A novel multi-lead attention mechanism integrated with CNN and BiGRU achieved satisfactory performance for detecting and locating myocardial infarction via 12-lead ECG records.
Does the MLA-CNN-BiGRU framework accurately detect and locate myocardial infarction using 12-lead ECG signals?
A novel deep learning framework combining multi-lead attention, CNN, and BiGRU shows promise for automated detection and localization of myocardial infarction from 12-lead ECGs.

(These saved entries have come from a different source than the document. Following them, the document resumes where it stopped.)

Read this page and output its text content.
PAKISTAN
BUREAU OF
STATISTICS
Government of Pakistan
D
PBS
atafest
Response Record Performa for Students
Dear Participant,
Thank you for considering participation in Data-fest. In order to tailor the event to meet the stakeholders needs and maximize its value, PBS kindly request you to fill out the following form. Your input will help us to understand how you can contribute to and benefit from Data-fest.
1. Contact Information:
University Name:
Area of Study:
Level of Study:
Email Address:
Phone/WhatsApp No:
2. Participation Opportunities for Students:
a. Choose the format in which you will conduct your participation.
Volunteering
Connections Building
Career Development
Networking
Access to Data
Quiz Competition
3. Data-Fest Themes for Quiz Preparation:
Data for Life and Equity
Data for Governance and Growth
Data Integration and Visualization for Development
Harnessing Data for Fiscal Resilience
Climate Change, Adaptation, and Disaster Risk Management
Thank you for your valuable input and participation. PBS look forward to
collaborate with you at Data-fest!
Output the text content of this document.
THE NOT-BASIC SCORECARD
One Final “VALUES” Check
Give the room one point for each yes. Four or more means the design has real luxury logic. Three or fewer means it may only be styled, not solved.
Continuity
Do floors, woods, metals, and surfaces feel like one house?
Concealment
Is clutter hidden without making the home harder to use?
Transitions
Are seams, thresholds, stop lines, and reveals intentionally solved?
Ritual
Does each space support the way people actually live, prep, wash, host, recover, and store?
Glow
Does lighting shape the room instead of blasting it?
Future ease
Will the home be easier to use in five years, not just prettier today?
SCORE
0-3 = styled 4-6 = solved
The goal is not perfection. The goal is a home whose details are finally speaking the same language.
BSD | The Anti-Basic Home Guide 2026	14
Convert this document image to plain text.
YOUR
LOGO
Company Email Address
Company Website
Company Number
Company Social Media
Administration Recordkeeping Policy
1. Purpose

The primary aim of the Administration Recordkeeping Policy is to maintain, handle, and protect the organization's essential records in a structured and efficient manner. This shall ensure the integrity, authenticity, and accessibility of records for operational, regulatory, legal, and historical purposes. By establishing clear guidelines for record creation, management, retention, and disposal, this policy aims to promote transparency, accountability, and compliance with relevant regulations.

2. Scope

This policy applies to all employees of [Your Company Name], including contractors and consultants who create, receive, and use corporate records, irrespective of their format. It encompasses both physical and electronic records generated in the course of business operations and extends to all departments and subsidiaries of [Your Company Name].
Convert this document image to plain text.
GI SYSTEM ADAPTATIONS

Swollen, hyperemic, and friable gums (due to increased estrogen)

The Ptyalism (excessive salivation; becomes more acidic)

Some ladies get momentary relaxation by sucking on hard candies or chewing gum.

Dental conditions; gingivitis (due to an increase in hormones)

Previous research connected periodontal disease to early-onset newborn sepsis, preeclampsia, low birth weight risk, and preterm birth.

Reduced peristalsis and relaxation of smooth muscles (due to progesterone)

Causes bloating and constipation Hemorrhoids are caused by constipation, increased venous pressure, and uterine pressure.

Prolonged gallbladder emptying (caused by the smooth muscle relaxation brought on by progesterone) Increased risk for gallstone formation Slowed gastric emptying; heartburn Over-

The electrocardiogram (ECG) is a non-invasive, inexpensive, and effective tool for myocardial infarction (MI) diagnosis. Conventional detection algorithms require solid domain expertise and rely heavily on handcrafted features. Although previous works have studied deep learning methods for extracting features, these methods still neglect the relationships between different leads and the temporal characteristics of ECG signals. To handle the issues, a novel multi-lead attention (MLA) mechanism integrated with convolutional neural network (CNN) and bidirectional gated recurrent unit (BiGRU) framework (MLA-CNN-BiGRU) is therefore proposed to detect and locate MI via 12-lead ECG records. Specifically, the MLA mechanism automatically measures and assigns the weights to different leads according to their contribution. The two-dimensional CNN module exploits the interrelated characteristics between leads and extracts discriminative spatial features. Moreover, the BiGRU module extracts essential temporal features inside each lead. The spatial and temporal features from these two modules are fused together as global features for classification. In experiments, MI location and detection were performed under both intra-patient scheme and inter-patient scheme to test the robustness of the proposed framework. Experimental results indicate that our intelligent framework achieved satisfactory performance and demonstrated vital clinical significance.
Fu et al. (Fri,) conducted a other in Myocardial infarction. MLA-CNN-BiGRU framework vs. Conventional detection algorithms was evaluated on MI location and detection. A novel multi-lead attention mechanism integrated with CNN and BiGRU achieved satisfactory performance for detecting and locating myocardial infarction via 12-lead ECG records.